Wednesday, 16 March 2011

Hitch-hiking in France


Between leaving school and going on to Cambridge, I spent a few weeks hitch-hiking across northern France with David, a schoolfriend. This was the sort of thing that students in the 1960s might do, not having cars or very much money. Each morning we would split up and arrange to meet that evening outside the Hotel de Ville of some not-too-distant town. By these means we travelled by easy stages from Calais through Normandy and down to the Loire, then northwards the coast before returning home via Caen. We stopped at youth hostels and tiny hotels which charged ten francs for a bed, occasionally camped in barns and fields, and ate very cheaply. Inevitably we missed a lot, though we did see the cathedrals in Rouen and Tours. The highlight of the trip was at Avranches, from where we could look at Le Mont-Saint-Michel, rising like a fairy castle out of the shallow sea (shown in the photograph above: Avranches is off the picture over to the left). A local guide conducted us there at low tide, across the sands through a maze of watercourses.
One of the advantages of hitch-hiking was the opportunity to meet some very strange people. Most of the lifts I got were from a perfectly ordinary selection of lorry-drivers and passing motorists, but once I was given a lift by a doctor out on a call, who told me that De Gaulle was a dirty Communist sympathiser who ought to be guillotined. He took both hands off the wheel and made savage chopping motions to illustrate his point. At one youth hostel we came across a strange little man called Joseph, who worked at a nearby garage, and after a brief conversation asked us if we wanted to see "his collection". Soon afterwards he returned with a brown paper package concealed under his coat, and furtively passed it to us before disappearing. It contained a mass of photographs of Hitler, Goebbels and other Nazi leaders, with handwritten labels like "Mon fuhrer". He must have been a wartime collaborator. I could understand why he was so furtive: many times in Normandy elderly men in cafes, finding that we were English, would get out their maps and talk about the D-Day campaign, complaining that the Americans had been slow to liberate their village, and other memories which seemed like ancient history to us.
The only time we felt under a bit of pressure was when we stopped at a youth hostel full of German students.
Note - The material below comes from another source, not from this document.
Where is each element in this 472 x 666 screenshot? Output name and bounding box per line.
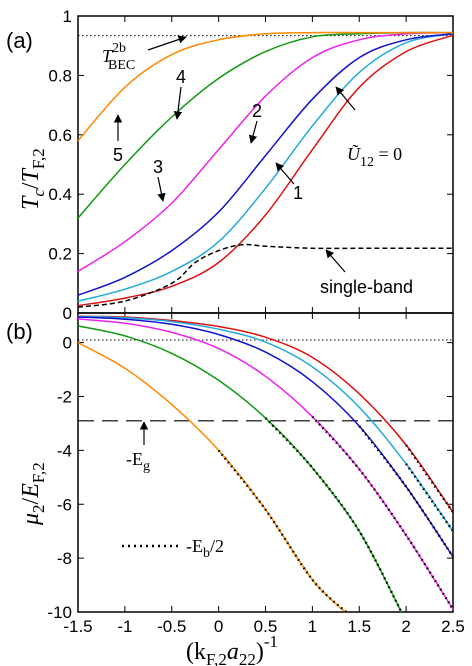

One of them, hearing that I was from the Lake District, insisted on reciting Wordsworth's "Daffodils" at me: "All at vonce I saw a cloud, a host of golden daffodils. Ach, he vas a great boet!"; which was understandably very irritating. One night a swarm of mosquitoes invaded the dormitory, and we went around swatting them with rolled-up copies of "Der Spiegel" until the Patron of the hostel came to find what all the noise was about. He produced a gigantic aerosol and squirted the mosquitoes with it. David rashly exclaimed, in French, "Poor mosquitoes! They've been sent to the gas chamber!" and then suddenly remembered that all the other people in the room were Germans!

I don't expect today's students do this kind of thing.